The grid operator forecasts nearly 40 GW of its generating capacity will retire by 2030, representing 21% of the service area’s total capacity, with 90% pf planned retirements in coal and natural gas.
Meanwhile, PJM expects no more than 30 GW of additions over the same period, and as few as 15 GW in its “low entry” scenario.
PJM serves more than 65M consumers between northern Illinois and the Atlantic coast, including all of Ohio, Pennsylvania and New Jersey.
Other grid operators, including the neighboring Midcontinent Independent System Operator, face the same potential capacity shortfalls as utilities retire more fossil fuel generation.

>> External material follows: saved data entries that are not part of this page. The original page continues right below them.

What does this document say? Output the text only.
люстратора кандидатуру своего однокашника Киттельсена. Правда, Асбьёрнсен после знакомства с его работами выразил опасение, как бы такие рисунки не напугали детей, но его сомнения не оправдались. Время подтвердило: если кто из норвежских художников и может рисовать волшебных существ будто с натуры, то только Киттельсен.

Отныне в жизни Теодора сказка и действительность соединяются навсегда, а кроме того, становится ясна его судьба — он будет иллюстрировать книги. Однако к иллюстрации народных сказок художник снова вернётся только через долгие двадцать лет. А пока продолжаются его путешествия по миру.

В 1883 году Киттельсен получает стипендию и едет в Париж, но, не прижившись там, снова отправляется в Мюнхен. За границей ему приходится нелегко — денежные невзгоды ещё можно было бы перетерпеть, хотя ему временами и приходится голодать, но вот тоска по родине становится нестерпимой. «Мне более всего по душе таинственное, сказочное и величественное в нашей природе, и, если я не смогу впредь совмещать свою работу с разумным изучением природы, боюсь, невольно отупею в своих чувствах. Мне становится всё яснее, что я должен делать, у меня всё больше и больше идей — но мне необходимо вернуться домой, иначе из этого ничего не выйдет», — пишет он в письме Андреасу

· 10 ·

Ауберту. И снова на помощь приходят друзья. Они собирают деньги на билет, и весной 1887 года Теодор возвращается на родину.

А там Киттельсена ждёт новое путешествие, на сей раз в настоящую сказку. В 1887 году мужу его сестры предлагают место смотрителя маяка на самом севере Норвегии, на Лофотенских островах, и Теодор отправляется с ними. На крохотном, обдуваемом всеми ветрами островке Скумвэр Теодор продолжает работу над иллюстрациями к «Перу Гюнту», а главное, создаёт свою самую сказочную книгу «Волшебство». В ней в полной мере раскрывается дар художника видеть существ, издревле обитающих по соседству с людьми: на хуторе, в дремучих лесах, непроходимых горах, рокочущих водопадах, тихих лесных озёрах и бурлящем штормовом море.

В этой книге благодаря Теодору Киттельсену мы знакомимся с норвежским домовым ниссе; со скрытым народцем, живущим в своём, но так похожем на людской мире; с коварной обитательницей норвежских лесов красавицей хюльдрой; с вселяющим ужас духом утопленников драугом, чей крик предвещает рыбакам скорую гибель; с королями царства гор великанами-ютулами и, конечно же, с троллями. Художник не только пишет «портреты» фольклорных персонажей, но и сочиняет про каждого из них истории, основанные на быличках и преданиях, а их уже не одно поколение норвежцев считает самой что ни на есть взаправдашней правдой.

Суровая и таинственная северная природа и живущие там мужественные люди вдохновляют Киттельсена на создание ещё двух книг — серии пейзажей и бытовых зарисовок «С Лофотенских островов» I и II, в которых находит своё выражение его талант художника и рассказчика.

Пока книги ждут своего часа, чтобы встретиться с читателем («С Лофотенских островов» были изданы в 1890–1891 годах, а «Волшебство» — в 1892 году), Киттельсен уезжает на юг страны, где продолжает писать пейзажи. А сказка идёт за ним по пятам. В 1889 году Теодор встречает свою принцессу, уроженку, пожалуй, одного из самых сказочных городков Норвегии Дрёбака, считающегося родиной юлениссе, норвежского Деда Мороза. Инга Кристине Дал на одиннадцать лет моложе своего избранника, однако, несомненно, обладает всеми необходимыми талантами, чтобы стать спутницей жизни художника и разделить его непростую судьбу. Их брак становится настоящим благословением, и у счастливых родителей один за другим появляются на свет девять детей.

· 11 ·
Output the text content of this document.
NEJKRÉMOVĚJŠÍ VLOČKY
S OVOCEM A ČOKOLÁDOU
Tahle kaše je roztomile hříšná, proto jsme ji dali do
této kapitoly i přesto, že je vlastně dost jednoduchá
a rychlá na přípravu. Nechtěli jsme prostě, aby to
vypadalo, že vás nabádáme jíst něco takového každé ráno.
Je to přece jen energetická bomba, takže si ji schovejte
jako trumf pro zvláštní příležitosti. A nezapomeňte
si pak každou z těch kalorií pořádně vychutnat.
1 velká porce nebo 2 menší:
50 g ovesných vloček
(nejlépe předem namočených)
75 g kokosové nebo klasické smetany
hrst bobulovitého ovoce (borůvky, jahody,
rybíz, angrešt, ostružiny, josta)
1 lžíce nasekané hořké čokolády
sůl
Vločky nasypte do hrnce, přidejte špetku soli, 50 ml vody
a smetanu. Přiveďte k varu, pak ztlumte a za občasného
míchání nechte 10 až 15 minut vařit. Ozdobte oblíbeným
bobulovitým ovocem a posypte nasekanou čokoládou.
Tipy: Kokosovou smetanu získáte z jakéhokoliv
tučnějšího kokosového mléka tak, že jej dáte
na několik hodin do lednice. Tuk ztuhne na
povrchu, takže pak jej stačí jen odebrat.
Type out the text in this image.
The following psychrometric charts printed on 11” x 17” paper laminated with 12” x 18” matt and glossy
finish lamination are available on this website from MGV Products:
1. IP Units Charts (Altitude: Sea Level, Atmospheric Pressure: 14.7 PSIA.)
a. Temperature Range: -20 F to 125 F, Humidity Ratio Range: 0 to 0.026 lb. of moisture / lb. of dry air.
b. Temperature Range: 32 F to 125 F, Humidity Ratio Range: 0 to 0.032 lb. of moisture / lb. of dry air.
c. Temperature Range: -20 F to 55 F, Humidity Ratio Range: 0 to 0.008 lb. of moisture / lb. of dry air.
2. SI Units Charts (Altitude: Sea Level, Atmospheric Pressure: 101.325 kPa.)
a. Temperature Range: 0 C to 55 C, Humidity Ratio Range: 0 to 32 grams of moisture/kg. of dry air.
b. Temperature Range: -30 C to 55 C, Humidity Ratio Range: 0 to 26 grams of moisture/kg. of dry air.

Regulators at the North American Electric Reliability Corporation also have warned against retiring traditional generation sources too rapidly or else risk running significant shortages, which could lead to more frequent blackouts in extreme weather.
Utilities are under increasing pressure from the Biden administration and some investors to phase out fossil fuels, with the aim of achieving 100% carbon-free electricity by 2035.
The U.S. Energy Information Administration recently forecast solar power will comprise more than half of new utility-scale electric generating capacity to be added to the U.S. grid in 2023.